Twinkies collapse causes gold rush

©The Daily Telegraph | 19 November, 2012 00:03
Twinkies. File photo

Twinkies, the sugary, spongy, cream-filled snacks that have been an American favourite for 80 years, are being sold for hundreds of dollars on the internet following news of their manufacturer's collapse.

Thousands of boxes have been posted on the auction site eBay after Hostess Brands, the bankrupt maker of Twinkies, sought permission to close its business late last week following a crippling national strike.

A court hearing regarding the firm's liquidation is expected today.
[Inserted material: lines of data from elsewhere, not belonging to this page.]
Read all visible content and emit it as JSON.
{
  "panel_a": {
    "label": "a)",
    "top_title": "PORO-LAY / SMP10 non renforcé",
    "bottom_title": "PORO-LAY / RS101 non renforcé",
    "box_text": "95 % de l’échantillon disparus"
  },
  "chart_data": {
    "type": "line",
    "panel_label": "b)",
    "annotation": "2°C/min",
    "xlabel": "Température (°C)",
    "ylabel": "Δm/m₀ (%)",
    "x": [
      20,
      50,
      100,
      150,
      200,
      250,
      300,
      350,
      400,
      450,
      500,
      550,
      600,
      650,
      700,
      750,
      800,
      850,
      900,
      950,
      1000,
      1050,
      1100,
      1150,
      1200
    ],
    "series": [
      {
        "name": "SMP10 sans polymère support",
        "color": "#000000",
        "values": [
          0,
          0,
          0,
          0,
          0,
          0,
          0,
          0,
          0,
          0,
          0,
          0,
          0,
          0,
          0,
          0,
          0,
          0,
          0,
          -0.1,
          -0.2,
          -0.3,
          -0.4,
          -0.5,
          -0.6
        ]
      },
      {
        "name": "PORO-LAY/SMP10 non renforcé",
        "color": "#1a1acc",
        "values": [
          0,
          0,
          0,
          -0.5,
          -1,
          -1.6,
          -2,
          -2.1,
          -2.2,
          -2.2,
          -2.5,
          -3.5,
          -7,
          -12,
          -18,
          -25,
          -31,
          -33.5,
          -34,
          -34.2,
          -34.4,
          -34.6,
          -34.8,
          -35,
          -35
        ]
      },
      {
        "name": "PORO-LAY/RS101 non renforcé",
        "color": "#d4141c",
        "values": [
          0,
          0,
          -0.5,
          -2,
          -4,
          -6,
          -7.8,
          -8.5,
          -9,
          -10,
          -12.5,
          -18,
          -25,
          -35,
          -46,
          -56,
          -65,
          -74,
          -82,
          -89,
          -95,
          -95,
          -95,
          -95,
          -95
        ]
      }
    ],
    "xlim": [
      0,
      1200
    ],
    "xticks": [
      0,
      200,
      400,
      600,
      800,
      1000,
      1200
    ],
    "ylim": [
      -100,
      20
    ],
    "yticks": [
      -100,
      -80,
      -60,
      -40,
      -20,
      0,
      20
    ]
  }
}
Hours after the announcement was made, Twinkies fans headed to supermarkets in anticipation of a spike in demand for any that remained.

Greg Edmonds, of Sherman, Texas, said he had managed to buy 16 boxes of Twinkies and was now selling three boxes for $300 (R2660). One box of 10 usually costs $5.

"I figure I'd better sell them pretty quickly because I am not sure how long this novelty is going to last," said Edmonds.

John Stansel, of Tampa, Florida, said he had spent $100 on 20 boxes of Twinkies.

He hoped to sell them on for $1000.

"Maybe I will hire a personal trainer for myself or donate the money to a charity to fight diabetes," said Stansel.

"No matter what, I figure I am getting sugar off the streets."

Despite frequent criticism of their lack of any nutritional value, the golden-yellow treats have been a mainstay of American supermarket shelves for more than 80 years.

The closure of Hostess Brands is likely to result in the loss of 18500 jobs and the suspension of operations at 33 bakeries throughout the US.

But it is still possible that Twinkies will make a comeback as Hostess Brands, which also manufactures Ding Dongs and Ho Hos, is planning to sell assets individually, meaning a new owner could emerge.

Twinkies do not last forever and many of the snacks listed online carried an expiry date of early next month.

Not all sellers demanded top-dollar for their haul and some were willing to barter.

"I am willing to trade a box for some good microbrew [specialist beer]. A real quality six- pack," offered one New York seller on Craigslist.